Fabio Panetta: Monetary policy in a shifting landscape

Dinner speech by Mr Fabio Panetta, Governor of the Bank of Italy, at the Inaugural Conference of the Research Network on "Challenges for Monetary Policy Transmission in a Changing World" (ChaMP), Frankfurt am Main, 25 April 2024.

The views expressed in this speech are those of the speaker and not the view of the BIS.

Central bank speech  | 
02 May 2024

First of all, I wish to thank the organizers for inviting me. It is a great pleasure to be back at the ECB, although it feels strange to be here as a guest.

Our vision of how the economy works is in perpetual motion. In 1949, Bill Phillips unveiled the 'Phillips Machine'. This ingenious contraption used water to represent money flowing through the economy, with valves that could be opened or closed to simulate the effects of policy interventions on consumption and investment. The economy was presented as a fixed and deterministic system of relations that could be investigated until its functioning became clear once and for all.

We know that, for better or for worse, the real world is very different. Indeed, if economic relations were fixed and deterministic, our jobs would be easy but boring. Economic relations are not fixed because the economy evolves following slow-moving structural trends. And they are not deterministic, because there are many events that we tend to conceptualize as 'shocks' – perhaps due to the limitations of our knowledge. The last four years have been exceptional in this regard: from the Covid pandemic onwards, we have witnessed a combination of shocks and structural changes with few historical precedents.

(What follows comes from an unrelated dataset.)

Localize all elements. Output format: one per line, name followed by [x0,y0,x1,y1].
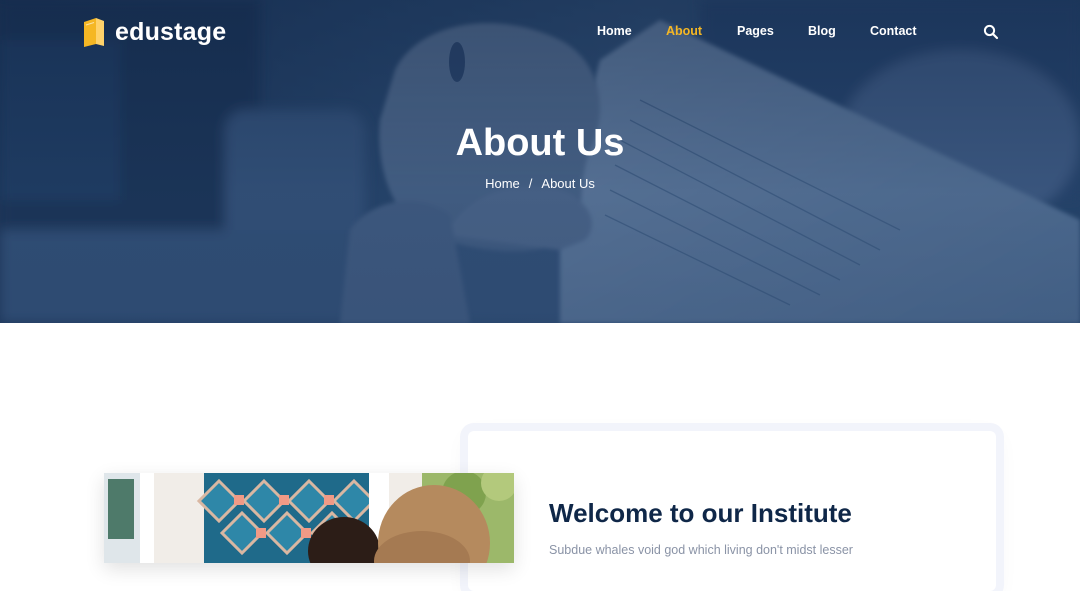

The global landscape has changed radically as a result, with important implications for both the theory and the practice of monetary policy. A constructive interaction between policy and research is key: at times like this, the dialogue between researchers and policy makers becomes critical. Your job within the ChaMP Network is to help us improve our understanding of the economy and the monetary policy transmission mechanism.